Activity

MISSION RATIONALE

The Warsaw Ghetto Museum will be an institution that provides a comprehensive and authentic testimony of the events and the people forced to inhabit the Warsaw ghetto. Its purpose will be to present the tragic events that took place during the German occupation of Poland, during the Second World War, and to honour the memory of those who lived and suffered in the ghetto.

Warsaw was the location of the largest ghetto in the entire German-occupied Europe. In April 1941, it held over 400,000 people, restricted to an area of approximately three sq. km.

The exhibition will be unique in so far as will explore the personal dilemmas and tragedies faced by those confined to the ghetto in the location where they occurred. Additionally, the museum will analyse the unprecedented and previously unimaginable developments, such as the murder of an entire segment of the population and the destruction of a European capital, which elicited such diverse reactions by the population of Warsaw, Jewish and non-Jewish. The institution will present the circumstances of the deportation of the majority of Warsaw’s Jewish residents to the Treblinka extermination camp. In addition, the exhibition will disclose the identities of the Nazi perpetrators of those crimes, and examine the ramifications of the German propaganda and war machine. Bent on complete destruction of the ghetto, the Germans annihilated nearly 400,000 Jews.

The building designated as the museum seat is that of the former Bersohn and Bauman Children’s Hospital at 60 Sienna Street, located within the confines of the former Warsaw ghetto, in close proximity to the remaining fragment of the ghetto’s separating wall. Funded by the Polish government, the museum will be established in one of the few pre-war buildings remaining within the parameters of the former ghetto, and is destined to become a hallmark of the former Jewish Warsaw, next to the surviving landmarks such as the Nożyk Synagogue, the Jewish Historical Institute building and the Okopowa Street Jewish Cemetery.

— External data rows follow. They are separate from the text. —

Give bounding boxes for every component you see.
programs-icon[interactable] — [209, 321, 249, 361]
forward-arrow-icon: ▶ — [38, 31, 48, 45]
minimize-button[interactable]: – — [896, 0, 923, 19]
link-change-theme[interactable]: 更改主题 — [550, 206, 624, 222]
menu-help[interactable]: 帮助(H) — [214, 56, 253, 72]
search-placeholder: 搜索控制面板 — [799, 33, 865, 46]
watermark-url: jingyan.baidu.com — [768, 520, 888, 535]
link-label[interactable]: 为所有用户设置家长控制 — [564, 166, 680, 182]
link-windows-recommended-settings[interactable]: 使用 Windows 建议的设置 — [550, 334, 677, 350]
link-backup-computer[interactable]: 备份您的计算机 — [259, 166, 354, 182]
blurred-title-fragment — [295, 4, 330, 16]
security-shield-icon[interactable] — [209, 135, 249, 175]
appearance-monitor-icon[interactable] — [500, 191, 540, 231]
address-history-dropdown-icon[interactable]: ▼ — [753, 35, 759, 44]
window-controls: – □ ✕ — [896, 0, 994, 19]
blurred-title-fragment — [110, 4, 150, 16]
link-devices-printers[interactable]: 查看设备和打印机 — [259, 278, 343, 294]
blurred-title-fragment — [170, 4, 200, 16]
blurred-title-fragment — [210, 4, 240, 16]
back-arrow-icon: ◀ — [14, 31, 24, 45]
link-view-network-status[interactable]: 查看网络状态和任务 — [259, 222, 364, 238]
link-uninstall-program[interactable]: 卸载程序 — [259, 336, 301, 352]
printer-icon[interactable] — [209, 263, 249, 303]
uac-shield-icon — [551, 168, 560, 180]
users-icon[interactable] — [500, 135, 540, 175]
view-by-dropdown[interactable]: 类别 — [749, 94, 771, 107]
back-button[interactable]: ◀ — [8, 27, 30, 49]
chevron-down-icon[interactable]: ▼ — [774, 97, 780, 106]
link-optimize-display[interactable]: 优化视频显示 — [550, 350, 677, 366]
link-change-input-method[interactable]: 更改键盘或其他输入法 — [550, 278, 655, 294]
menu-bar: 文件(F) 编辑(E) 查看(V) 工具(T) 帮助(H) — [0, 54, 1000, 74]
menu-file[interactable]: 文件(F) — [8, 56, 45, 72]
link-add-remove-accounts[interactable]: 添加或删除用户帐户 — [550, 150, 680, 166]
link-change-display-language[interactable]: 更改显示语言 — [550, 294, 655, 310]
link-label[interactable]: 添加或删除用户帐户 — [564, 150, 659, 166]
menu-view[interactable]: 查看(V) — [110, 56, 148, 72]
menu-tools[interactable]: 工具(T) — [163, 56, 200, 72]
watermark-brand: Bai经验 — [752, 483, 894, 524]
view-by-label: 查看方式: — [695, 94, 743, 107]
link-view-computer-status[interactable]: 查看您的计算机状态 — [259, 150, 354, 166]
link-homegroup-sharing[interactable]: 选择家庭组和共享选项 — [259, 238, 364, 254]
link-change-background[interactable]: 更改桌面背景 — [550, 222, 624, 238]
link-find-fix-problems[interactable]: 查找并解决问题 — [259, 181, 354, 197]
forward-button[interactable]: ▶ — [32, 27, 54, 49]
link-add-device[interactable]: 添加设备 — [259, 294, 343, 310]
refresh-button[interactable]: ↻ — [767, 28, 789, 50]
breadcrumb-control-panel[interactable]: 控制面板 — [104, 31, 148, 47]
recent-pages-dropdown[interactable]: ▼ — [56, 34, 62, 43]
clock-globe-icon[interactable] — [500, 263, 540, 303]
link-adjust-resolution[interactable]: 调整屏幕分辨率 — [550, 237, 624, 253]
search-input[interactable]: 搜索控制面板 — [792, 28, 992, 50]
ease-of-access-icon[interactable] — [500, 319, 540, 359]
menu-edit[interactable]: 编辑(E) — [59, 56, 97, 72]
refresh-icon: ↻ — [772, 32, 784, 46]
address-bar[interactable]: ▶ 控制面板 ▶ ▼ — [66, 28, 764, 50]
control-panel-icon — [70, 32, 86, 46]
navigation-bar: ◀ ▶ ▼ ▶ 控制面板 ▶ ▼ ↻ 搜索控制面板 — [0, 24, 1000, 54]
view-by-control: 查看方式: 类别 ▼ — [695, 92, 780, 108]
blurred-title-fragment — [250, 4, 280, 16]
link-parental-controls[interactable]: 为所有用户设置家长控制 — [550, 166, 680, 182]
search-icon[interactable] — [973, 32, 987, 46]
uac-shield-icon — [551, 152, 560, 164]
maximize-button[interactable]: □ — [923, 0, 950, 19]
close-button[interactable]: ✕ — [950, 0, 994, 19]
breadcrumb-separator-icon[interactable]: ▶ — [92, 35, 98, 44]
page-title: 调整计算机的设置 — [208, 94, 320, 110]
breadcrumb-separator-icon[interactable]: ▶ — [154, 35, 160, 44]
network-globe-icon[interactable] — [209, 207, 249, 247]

Using extensive archival material compiled by a team of historians and experts, we will present Warsaw residents and the general public with personal testimonies of Warsaw ghetto inhabitants, artefacts and the timeline of events that led to the heroic uprising of 1943 and ended in the total destruction of the ghetto, and the annihilation of its inhabitants. We will preserve for future generations the memory of the victims and the crimes of the German perpetrators. Through the museum exhibition and its educational programme will attempt to overcome historical stereotypes and prejudices.